Na curva de luz acima, relativa aos últimos 82 anos, vemos diversas crises de RY Sagittarii e percebe-se a queda sempre abrupta no seu brilho e a recuperação se dando de forma mais gradativa, com idas e vindas. Cortesia AAVSO.


V854 Centauri

Inicialmente denominada de NSV 6708, esta brilhante estrela austral do tipo RCB passou despercebida durante mais de século, sendo somente identificada como tal no ano de 1986 pelos astrônomos Mc Naught & Dawes.

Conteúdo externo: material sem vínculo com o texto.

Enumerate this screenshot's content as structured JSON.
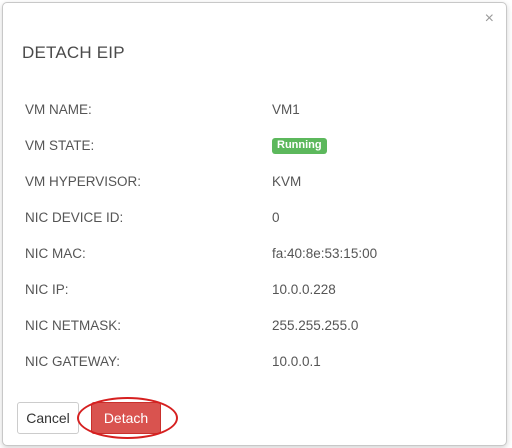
{
  "dialog": {
    "title": "DETACH EIP",
    "close_glyph": "×",
    "close_icon": "close-icon"
  },
  "fields": {
    "vm_name": {
      "label": "VM NAME:",
      "value": "VM1"
    },
    "vm_state": {
      "label": "VM STATE:",
      "value": "Running"
    },
    "vm_hypervisor": {
      "label": "VM HYPERVISOR:",
      "value": "KVM"
    },
    "nic_device_id": {
      "label": "NIC DEVICE ID:",
      "value": "0"
    },
    "nic_mac": {
      "label": "NIC MAC:",
      "value": "fa:40:8e:53:15:00"
    },
    "nic_ip": {
      "label": "NIC IP:",
      "value": "10.0.0.228"
    },
    "nic_netmask": {
      "label": "NIC NETMASK:",
      "value": "255.255.255.0"
    },
    "nic_gateway": {
      "label": "NIC GATEWAY:",
      "value": "10.0.0.1"
    }
  },
  "footer": {
    "cancel_label": "Cancel",
    "detach_label": "Detach"
  },
  "colors": {
    "running_badge": "#5cb85c",
    "danger": "#d9534f",
    "highlight": "#d62020"
  }
}
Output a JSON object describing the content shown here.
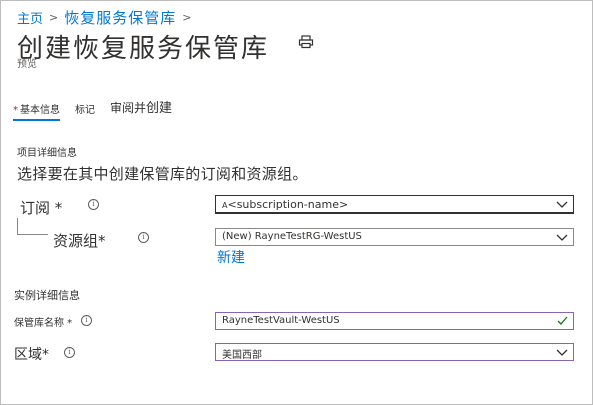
{
  "breadcrumb": {
    "home": "主页",
    "separator": ">",
    "current": "恢复服务保管库",
    "trailing_separator": ">"
  },
  "page": {
    "title": "创建恢复服务保管库",
    "preview": "预览"
  },
  "tabs": [
    {
      "required_mark": "*",
      "label": "基本信息",
      "active": true
    },
    {
      "label": "标记"
    },
    {
      "label_part1": "审阅并",
      "label_part2": "创建"
    }
  ],
  "project": {
    "heading": "项目详细信息",
    "description": "选择要在其中创建保管库的订阅和资源组。",
    "subscription": {
      "label": "订阅 *",
      "value": "<subscription-name>",
      "prefix": "A"
    },
    "resource_group": {
      "label": "资源组*",
      "value": "(New) RayneTestRG-WestUS",
      "create_new": "新建"
    }
  },
  "instance": {
    "heading": "实例详细信息",
    "vault_name": {
      "label": "保管库名称 *",
      "value": "RayneTestVault-WestUS"
    },
    "region": {
      "label": "区域*",
      "value": "美国西部"
    }
  },
  "icons": {
    "info": "info-icon",
    "chevron": "chevron-down-icon",
    "print": "print-icon",
    "check": "checkmark-icon"
  },
  "colors": {
    "accent": "#0078d4",
    "valid_border": "#8764b8",
    "check": "#107c10"
  }
}
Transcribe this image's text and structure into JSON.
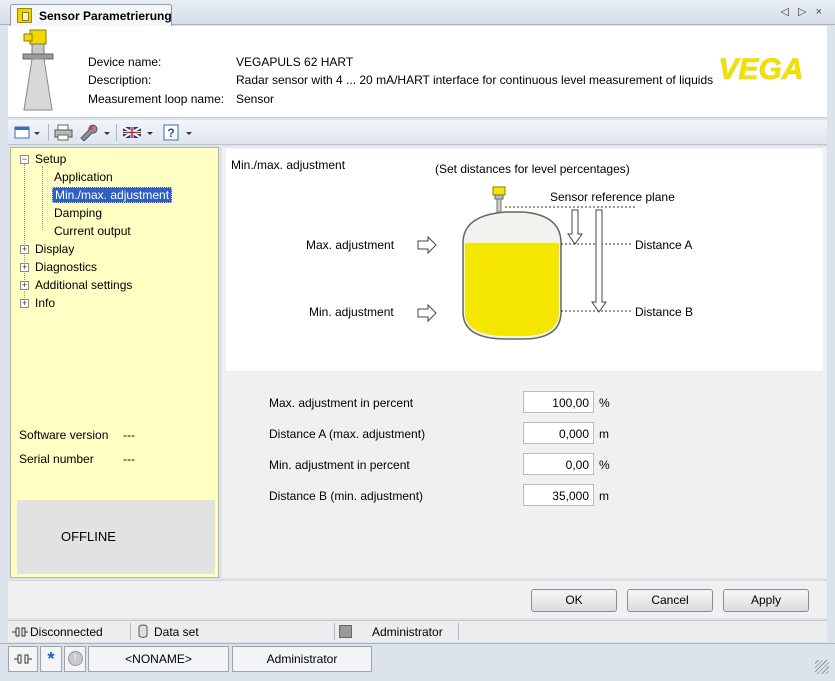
{
  "tab": {
    "title": "Sensor Parametrierung",
    "nav_arrows": "◁ ▷ ×"
  },
  "header": {
    "device_name_label": "Device name:",
    "device_name_value": "VEGAPULS 62 HART",
    "description_label": "Description:",
    "description_value": "Radar sensor with 4 ... 20 mA/HART interface for continuous level measurement of liquids",
    "loop_label": "Measurement loop name:",
    "loop_value": "Sensor",
    "logo_text": "VEGA"
  },
  "tree": {
    "setup": "Setup",
    "application": "Application",
    "minmax": "Min./max. adjustment",
    "damping": "Damping",
    "current_output": "Current output",
    "display": "Display",
    "diagnostics": "Diagnostics",
    "additional_settings": "Additional settings",
    "info": "Info"
  },
  "left_info": {
    "software_label": "Software version",
    "software_value": "---",
    "serial_label": "Serial number",
    "serial_value": "---",
    "status": "OFFLINE"
  },
  "diagram": {
    "title": "Min./max. adjustment",
    "hint": "(Set distances for level percentages)",
    "sensor_ref": "Sensor reference plane",
    "max_adj": "Max. adjustment",
    "min_adj": "Min. adjustment",
    "dist_a": "Distance A",
    "dist_b": "Distance B"
  },
  "fields": [
    {
      "label": "Max. adjustment in percent",
      "value": "100,00",
      "unit": "%"
    },
    {
      "label": "Distance A (max. adjustment)",
      "value": "0,000",
      "unit": "m"
    },
    {
      "label": "Min. adjustment in percent",
      "value": "0,00",
      "unit": "%"
    },
    {
      "label": "Distance B (min. adjustment)",
      "value": "35,000",
      "unit": "m"
    }
  ],
  "buttons": {
    "ok": "OK",
    "cancel": "Cancel",
    "apply": "Apply"
  },
  "status": {
    "connection": "Disconnected",
    "dataset": "Data set",
    "user": "Administrator"
  },
  "footer": {
    "project": "<NONAME>",
    "user": "Administrator"
  },
  "colors": {
    "accent_yellow": "#f5e100",
    "tree_bg": "#ffffc4",
    "selection": "#2f5fbf"
  }
}
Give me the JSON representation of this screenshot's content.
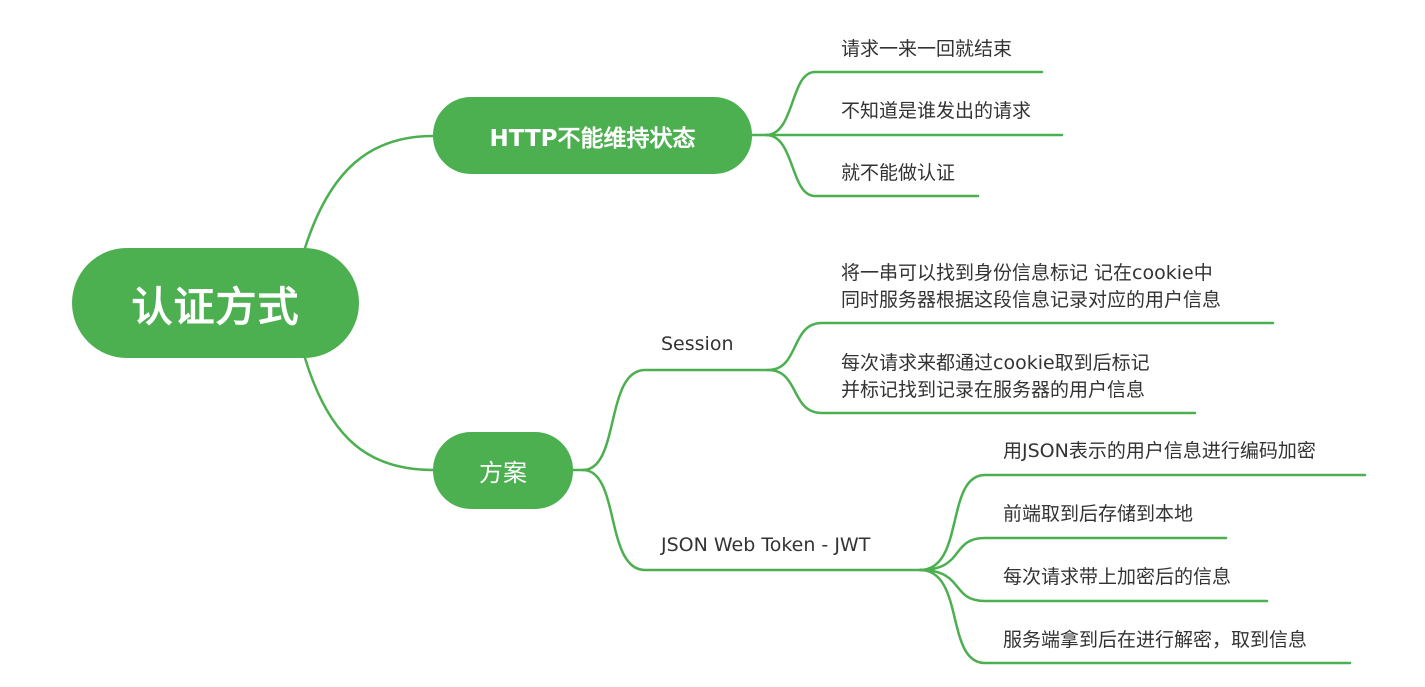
{
  "theme": {
    "accent": "#4caf50",
    "text": "#333333"
  },
  "mindmap": {
    "root": "认证方式",
    "branches": [
      {
        "label": "HTTP不能维持状态",
        "children": [
          "请求一来一回就结束",
          "不知道是谁发出的请求",
          "就不能做认证"
        ]
      },
      {
        "label": "方案",
        "children": [
          {
            "label": "Session",
            "children": [
              [
                "将一串可以找到身份信息标记 记在cookie中",
                "同时服务器根据这段信息记录对应的用户信息"
              ],
              [
                "每次请求来都通过cookie取到后标记",
                "并标记找到记录在服务器的用户信息"
              ]
            ]
          },
          {
            "label": "JSON Web Token - JWT",
            "children": [
              "用JSON表示的用户信息进行编码加密",
              "前端取到后存储到本地",
              "每次请求带上加密后的信息",
              "服务端拿到后在进行解密，取到信息"
            ]
          }
        ]
      }
    ]
  }
}
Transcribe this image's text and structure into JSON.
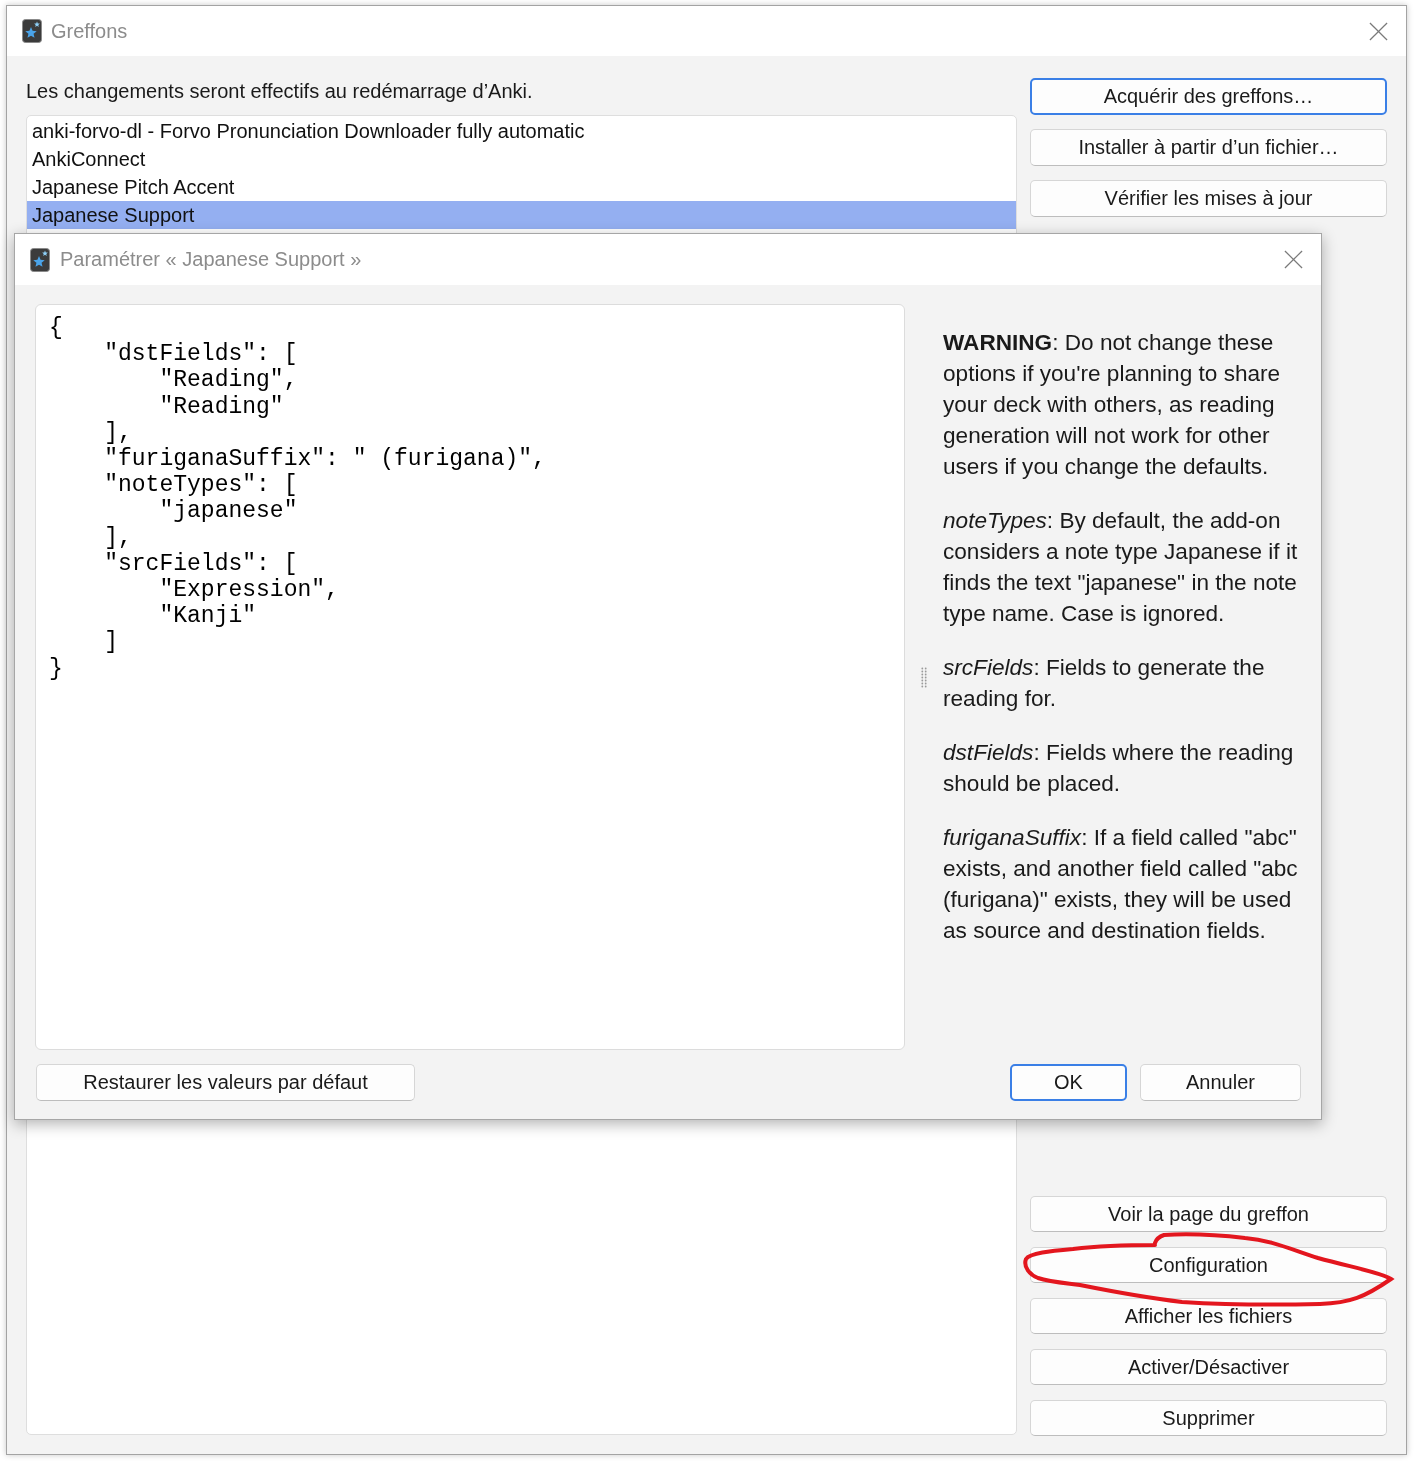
{
  "window": {
    "title": "Greffons"
  },
  "notice": "Les changements seront effectifs au redémarrage d’Anki.",
  "addons": [
    {
      "name": "anki-forvo-dl - Forvo Pronunciation Downloader fully automatic",
      "selected": false
    },
    {
      "name": "AnkiConnect",
      "selected": false
    },
    {
      "name": "Japanese Pitch Accent",
      "selected": false
    },
    {
      "name": "Japanese Support",
      "selected": true
    }
  ],
  "top_buttons": [
    {
      "label": "Acquérir des greffons…",
      "focused": true
    },
    {
      "label": "Installer à partir d’un fichier…",
      "focused": false
    },
    {
      "label": "Vérifier les mises à jour",
      "focused": false
    }
  ],
  "bottom_buttons": [
    {
      "label": "Voir la page du greffon",
      "circled": false
    },
    {
      "label": "Configuration",
      "circled": true
    },
    {
      "label": "Afficher les fichiers",
      "circled": false
    },
    {
      "label": "Activer/Désactiver",
      "circled": false
    },
    {
      "label": "Supprimer",
      "circled": false
    }
  ],
  "dialog": {
    "title": "Paramétrer « Japanese Support »",
    "config_text": "{\n    \"dstFields\": [\n        \"Reading\",\n        \"Reading\"\n    ],\n    \"furiganaSuffix\": \" (furigana)\",\n    \"noteTypes\": [\n        \"japanese\"\n    ],\n    \"srcFields\": [\n        \"Expression\",\n        \"Kanji\"\n    ]\n}",
    "help": [
      "**WARNING**: Do not change these options if you're planning to share your deck with others, as reading generation will not work for other users if you change the defaults.",
      "*noteTypes*: By default, the add-on considers a note type Japanese if it finds the text \"japanese\" in the note type name. Case is ignored.",
      "*srcFields*: Fields to generate the reading for.",
      "*dstFields*: Fields where the reading should be placed.",
      "*furiganaSuffix*: If a field called \"abc\" exists, and another field called \"abc (furigana)\" exists, they will be used as source and destination fields."
    ],
    "reset_button": {
      "label": "Restaurer les valeurs par défaut"
    },
    "buttons": [
      {
        "label": "OK",
        "default": true
      },
      {
        "label": "Annuler",
        "default": false
      }
    ]
  }
}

Placas fotográficas de patrulha de Harvard, obtidas entre 1913 e 1937 sugerem uma sucessão de crises de brilho superpostas. Embora não haja muitos registros de brilho desta estrela anteriores à sua descoberta, acredita-se que seja uma variável RCB muito ativa, tendo passado longos períodos muito fraca em brilho. Talvez esta seja uma das razões de não ter sido notada anteriormente.

V854 Centauri é a terceira estrela deste tipo mais brilhante no firmamento, ficando atrás somente de R CrB e RY Sgr. Em seu brilho máximo, esta variável se situa em torno da sétima magnitude e durante as crises de brilho pode cair até a 15a. mag.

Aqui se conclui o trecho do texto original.